Only a few cell types are able to support ex vivo manipulation and re-implantation. The most promising of these, due to their plasticity, are hematopoietic stem cells, which can differentiate to form all the blood cell types. They are found in the adult bone marrow [147] and blood [148]. Hematopoietic stem-cell transplantation is used primarily for hematological and lymphoid cancers, but also for many other disorders [149]. Mesenchymal stem cells (MSC) can be expanded ex vivo, are easily extracted, and differentiate into multiple cell lineages. These cells thus provide a new clinical tool for cell and gene therapy. Several groups have isolated MSCs from bone marrow, umbilical cord blood and adipose tissue. MSCs seem to have different properties, depending on their origin [150].
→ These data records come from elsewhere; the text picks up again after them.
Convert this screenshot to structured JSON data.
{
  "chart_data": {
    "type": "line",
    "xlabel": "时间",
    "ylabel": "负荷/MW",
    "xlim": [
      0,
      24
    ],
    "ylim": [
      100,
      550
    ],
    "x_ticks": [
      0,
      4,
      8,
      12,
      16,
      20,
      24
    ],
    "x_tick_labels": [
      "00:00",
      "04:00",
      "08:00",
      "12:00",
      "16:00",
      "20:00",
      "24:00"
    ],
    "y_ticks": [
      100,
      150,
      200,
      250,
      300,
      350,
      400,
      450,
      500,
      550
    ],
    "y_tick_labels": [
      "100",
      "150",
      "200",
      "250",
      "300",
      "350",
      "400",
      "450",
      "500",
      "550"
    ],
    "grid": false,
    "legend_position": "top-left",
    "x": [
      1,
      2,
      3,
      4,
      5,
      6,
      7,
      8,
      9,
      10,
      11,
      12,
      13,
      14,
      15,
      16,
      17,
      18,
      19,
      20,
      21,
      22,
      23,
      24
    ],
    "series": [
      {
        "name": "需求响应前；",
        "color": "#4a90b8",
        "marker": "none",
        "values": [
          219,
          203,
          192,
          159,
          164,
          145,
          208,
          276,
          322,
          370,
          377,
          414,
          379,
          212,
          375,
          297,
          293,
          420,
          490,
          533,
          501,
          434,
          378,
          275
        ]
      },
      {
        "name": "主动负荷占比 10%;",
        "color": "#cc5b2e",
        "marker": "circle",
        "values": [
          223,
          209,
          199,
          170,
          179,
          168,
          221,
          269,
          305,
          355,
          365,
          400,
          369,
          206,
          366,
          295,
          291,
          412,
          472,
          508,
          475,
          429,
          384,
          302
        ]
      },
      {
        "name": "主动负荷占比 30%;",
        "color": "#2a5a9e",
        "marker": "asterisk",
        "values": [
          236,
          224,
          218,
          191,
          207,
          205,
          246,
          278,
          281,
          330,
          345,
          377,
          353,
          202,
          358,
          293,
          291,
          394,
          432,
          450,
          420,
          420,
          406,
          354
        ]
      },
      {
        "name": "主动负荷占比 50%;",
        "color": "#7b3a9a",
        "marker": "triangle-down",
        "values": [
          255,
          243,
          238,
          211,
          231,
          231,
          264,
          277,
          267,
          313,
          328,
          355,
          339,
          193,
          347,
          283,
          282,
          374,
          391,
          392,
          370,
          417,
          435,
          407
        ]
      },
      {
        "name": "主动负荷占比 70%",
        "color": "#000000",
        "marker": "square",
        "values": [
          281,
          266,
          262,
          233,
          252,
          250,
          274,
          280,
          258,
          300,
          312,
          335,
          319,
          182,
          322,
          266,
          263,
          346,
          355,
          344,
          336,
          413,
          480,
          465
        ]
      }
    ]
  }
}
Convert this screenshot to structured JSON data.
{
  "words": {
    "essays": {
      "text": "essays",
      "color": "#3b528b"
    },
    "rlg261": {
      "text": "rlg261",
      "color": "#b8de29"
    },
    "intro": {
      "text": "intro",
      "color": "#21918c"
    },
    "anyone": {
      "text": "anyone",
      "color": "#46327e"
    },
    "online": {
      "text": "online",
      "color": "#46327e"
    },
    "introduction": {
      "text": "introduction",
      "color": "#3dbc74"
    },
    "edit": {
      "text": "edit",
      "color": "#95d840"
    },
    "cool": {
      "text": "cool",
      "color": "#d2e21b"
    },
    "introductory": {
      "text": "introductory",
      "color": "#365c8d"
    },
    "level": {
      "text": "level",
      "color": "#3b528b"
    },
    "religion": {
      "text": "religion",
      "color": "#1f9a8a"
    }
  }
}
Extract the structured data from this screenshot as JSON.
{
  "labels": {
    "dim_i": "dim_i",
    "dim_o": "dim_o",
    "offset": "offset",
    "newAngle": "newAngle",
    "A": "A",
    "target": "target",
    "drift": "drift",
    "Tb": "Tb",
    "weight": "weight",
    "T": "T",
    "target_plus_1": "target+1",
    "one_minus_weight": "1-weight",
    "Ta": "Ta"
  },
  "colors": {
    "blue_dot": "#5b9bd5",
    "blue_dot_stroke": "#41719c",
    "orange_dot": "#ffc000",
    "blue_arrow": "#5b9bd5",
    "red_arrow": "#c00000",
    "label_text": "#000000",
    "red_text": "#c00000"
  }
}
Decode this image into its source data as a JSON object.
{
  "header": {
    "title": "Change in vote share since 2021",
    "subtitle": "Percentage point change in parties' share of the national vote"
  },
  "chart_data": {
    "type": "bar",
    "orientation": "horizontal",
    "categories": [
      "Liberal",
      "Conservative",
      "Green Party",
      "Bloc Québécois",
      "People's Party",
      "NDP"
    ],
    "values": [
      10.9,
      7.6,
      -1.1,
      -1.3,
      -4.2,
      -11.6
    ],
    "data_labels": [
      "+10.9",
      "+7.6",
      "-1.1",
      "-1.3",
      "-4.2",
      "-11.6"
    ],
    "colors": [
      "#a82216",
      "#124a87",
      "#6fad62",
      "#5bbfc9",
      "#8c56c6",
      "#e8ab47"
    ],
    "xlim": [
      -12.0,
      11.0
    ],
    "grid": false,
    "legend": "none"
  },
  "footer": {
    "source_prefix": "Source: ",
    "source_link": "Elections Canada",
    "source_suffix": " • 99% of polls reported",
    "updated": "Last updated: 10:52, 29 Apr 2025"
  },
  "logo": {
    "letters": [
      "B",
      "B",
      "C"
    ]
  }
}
Mutations in the TP53 gene

As well as their use in the treatment of monogenic disorders, the DSB activity of HEs could be used for the correction of somatic mutations. Mutation of the TP53 gene is the most frequent genetic change in human cancer, with one in two tumours bearing a p53 mutation. Most mutations are clustered in the DNA binding domain [151]. The importance of the role of p53 in tumour suppression is reflected by the fact that this protein is defective in virtually all human cancers. In about 50% of cases, it is inactivated by mutations; in other cases, p53 activity is suppressed, leading to disruption of its associated pathways. Studies on transgenic mice, in which p53 expression is reversibly switched on and off, show that restoration of p53 function can lead to tumour regression in vivo; thus restoration of p53 activity may be a promising therapeutic strategy [152, 153]. The activity of p53 could potentially be restored by the repair of the mutations that disrupt its normal function, through specifically induced DSB. However, the state of the art currently only allows for the treatment of certain types of cancer that are amenable to ex vivo treatment.

Concluding remarks

This review discusses the growing interest in the use of highly specific engineered HEs as a possible therapeutic tool to correct defects in different types of diseases. The redesign of these enzymes requires in-depth understanding of their physicochemical properties to elucidate mechanisms underlying their protein-DNA recognition and their mode of action. Depending on the molecular mechanisms mediating DNA repair, different outcomes of the action of these meganucleases may be foreseen. Whether these tools can provide the basis for a general approach in gene repair in monogenic human diseases remains unclear. Aspects such as repair efficiency and the selection of clones carrying the repaired gene must be addressed to determine whether this technology can be used in patients. However, it is beyond doubt that the use of this technology has considerable advantages over alternative methods. If successful, the use of these tools would circumvent the use of viral vectors for gene therapy, diminishing the risk of deleterious effects caused by DNA-based approaches [154157]. The use of this technology in a multigenic disease such as cancer remains a matter of debate. However, key genes, such as TP53, have been identified to have major roles in tumour development. The further study of potential therapeutic approaches involving the repair of such genes is thus needed and should be of particular interest.